# Military Service Rifle competition July 29th



## Plinker (Nov 19, 2011)

Don't have to be a member to enter this fun event.

Many class's for the different "As issued to troops" rifles with iron sights only.
20 rounds fired.
What,When,Where, ect,ect at the following link:

http://www.erml-gunclub.org/

Dust off that old piece and come join us! :thumbsup:


----------



## shootnstarz (May 4, 2011)

That sure is a mighty fine looking M-1 you got there Tony.

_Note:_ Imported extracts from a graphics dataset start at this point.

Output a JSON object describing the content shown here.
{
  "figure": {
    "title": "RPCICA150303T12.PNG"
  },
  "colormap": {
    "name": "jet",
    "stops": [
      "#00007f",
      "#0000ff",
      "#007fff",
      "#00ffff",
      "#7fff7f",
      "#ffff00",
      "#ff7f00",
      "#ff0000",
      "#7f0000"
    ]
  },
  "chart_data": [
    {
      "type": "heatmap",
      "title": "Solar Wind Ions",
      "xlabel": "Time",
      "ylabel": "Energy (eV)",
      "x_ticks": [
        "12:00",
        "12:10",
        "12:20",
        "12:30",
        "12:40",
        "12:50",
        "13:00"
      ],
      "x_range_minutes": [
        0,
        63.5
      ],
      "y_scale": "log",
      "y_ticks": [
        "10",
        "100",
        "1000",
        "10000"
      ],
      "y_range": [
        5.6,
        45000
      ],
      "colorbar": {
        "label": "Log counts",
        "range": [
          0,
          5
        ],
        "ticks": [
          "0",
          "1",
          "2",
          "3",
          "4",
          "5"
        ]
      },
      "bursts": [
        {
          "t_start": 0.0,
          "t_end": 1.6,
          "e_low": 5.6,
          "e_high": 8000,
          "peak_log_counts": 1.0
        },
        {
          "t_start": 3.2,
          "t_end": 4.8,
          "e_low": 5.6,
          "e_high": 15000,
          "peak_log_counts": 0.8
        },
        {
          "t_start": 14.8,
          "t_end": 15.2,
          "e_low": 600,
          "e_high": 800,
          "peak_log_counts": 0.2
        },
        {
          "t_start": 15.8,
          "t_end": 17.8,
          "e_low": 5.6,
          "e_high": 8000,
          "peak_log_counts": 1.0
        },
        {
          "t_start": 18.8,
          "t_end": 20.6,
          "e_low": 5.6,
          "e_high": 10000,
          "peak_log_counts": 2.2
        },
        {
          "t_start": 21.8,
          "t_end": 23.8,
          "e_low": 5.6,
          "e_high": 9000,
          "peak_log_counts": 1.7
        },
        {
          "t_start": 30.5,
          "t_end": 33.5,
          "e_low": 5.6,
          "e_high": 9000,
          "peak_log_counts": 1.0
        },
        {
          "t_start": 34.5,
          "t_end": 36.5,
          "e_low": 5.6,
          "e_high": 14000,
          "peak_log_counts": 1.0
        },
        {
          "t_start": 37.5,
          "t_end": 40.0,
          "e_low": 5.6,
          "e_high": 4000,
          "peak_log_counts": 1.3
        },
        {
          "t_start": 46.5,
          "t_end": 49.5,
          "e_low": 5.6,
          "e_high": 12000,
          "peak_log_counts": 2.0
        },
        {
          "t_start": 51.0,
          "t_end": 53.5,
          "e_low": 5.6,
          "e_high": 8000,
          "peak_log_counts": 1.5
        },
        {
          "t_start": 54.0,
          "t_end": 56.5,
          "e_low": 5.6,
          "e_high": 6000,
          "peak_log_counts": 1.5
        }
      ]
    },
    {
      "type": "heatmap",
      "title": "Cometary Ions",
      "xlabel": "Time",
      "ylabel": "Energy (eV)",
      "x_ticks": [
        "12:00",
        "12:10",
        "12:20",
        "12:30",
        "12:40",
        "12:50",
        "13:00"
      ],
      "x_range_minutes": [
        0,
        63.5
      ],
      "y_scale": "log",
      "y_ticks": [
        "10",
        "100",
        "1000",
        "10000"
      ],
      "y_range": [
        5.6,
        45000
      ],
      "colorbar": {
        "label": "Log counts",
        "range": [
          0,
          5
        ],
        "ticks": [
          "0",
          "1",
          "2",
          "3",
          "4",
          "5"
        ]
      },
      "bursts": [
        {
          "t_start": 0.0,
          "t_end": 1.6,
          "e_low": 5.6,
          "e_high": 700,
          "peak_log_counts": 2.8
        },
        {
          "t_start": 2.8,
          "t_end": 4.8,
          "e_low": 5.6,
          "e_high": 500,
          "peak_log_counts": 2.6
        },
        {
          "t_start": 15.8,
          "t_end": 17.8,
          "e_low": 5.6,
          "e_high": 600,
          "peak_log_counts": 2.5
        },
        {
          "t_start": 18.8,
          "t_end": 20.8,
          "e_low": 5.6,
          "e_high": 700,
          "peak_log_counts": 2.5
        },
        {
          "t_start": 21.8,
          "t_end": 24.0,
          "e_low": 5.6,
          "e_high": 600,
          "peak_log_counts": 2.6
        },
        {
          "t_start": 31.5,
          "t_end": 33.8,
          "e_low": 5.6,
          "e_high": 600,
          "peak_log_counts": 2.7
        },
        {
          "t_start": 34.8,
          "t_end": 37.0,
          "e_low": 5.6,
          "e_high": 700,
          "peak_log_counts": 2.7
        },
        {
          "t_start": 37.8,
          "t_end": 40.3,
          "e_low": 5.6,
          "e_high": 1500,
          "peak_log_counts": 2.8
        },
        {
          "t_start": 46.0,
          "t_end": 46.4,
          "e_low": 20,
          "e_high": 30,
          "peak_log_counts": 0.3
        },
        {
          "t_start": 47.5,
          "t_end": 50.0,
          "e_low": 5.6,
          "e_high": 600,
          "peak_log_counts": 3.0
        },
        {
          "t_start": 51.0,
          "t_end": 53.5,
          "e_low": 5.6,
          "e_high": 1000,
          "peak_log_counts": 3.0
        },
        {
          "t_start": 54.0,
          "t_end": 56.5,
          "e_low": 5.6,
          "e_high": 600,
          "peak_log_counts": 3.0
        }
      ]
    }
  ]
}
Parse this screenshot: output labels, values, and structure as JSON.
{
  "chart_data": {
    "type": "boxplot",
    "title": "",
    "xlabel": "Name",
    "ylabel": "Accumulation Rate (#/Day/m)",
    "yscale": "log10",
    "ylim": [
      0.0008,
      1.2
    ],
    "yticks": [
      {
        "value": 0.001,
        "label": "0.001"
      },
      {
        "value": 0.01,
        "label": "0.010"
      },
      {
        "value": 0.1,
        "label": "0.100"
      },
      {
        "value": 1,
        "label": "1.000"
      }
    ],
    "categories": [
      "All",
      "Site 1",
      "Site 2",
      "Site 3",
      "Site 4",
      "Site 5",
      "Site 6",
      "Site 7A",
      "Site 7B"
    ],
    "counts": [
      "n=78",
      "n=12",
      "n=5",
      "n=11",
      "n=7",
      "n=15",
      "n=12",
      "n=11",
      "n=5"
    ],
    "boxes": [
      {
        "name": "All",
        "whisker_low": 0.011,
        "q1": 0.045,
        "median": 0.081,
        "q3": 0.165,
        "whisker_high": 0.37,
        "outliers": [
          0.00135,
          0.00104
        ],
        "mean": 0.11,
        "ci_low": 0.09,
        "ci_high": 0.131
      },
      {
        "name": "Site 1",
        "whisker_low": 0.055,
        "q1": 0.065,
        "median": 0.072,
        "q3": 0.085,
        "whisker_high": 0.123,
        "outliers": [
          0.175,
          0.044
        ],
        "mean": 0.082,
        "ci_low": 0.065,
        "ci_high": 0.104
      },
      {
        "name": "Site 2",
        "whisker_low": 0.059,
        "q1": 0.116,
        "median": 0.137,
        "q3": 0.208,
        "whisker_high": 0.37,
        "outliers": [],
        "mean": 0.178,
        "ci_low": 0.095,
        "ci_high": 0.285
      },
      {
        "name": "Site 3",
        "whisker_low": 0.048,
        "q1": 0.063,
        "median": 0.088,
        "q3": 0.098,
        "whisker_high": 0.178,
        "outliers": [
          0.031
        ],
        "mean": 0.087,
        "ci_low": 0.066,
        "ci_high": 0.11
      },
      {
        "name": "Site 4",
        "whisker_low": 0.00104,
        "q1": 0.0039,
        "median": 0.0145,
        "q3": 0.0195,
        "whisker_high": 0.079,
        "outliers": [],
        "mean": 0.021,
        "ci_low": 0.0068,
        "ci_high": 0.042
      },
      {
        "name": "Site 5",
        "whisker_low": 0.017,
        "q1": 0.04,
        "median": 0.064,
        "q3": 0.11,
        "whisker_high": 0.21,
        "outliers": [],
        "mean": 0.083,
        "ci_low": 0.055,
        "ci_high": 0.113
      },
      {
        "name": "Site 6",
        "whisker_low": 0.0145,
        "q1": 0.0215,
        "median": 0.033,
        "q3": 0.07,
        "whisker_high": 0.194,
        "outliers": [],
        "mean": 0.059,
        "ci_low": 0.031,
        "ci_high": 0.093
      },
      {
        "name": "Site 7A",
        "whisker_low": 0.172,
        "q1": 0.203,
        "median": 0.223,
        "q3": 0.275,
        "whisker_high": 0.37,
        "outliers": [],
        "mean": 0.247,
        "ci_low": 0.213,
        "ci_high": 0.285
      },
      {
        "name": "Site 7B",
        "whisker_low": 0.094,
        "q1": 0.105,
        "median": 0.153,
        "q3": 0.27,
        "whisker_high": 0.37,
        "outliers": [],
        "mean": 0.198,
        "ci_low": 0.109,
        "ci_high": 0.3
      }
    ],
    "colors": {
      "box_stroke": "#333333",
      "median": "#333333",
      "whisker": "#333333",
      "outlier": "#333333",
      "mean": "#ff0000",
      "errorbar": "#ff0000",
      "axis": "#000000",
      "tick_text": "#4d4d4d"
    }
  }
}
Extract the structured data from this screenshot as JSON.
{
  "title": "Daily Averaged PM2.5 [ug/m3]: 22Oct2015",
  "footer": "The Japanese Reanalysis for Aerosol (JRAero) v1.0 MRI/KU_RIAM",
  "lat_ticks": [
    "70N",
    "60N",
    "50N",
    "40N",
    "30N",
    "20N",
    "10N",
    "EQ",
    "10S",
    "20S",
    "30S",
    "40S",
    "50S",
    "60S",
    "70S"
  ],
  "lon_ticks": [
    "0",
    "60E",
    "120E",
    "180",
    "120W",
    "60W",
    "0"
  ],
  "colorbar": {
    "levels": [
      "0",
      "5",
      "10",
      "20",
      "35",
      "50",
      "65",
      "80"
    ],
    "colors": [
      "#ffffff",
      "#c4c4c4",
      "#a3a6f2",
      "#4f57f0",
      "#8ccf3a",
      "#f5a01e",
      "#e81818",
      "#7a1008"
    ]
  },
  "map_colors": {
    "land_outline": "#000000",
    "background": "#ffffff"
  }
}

Different course of fire for this one, no 50 yd targets.

Rick


----------



## ironman172 (Sep 28, 2007)

would love too....just to far for me.....love my Garand ....and a fine shooter too


----------



## shootnstarz (May 4, 2011)

ironman172 said:


> would love too....just to far for me.....love my Garand ....and a fine shooter too


 
Do you mean the driving distance or the target distance? 

Rick


----------



## Plinker (Nov 19, 2011)

Ha! for SURE, 100 yards is gonna be far for me!Thanks for selling me the M-1 Rick. Its a good'n and a pleasure to shoot such a fine rifle with history.Got a bit of 30-06 brass that needs trimming. Any recommendations on which one to buy?


----------



## shootnstarz (May 4, 2011)

I use a RCBS Trim Pro, actually have 3 of them, one set to each caliber. If you'd like to bring'um by you can use my trimmer to whittle'um down to the right size until you get one.

Rick


----------



## aaronious45 (Dec 15, 2011)

Any countries military?? This sounds like a blast


----------



## Plinker (Nov 19, 2011)

Big YES!

*Any* military rifle EVER issued to mass troops.
Class's are:
up to the end of WWI
WWII
Korean/Vietnam
Post Vietnam

Also, if enough single shot rifles show up, they have a class for those.

I've gotta Trapdoor Springfield thats a sweet shooter.


----------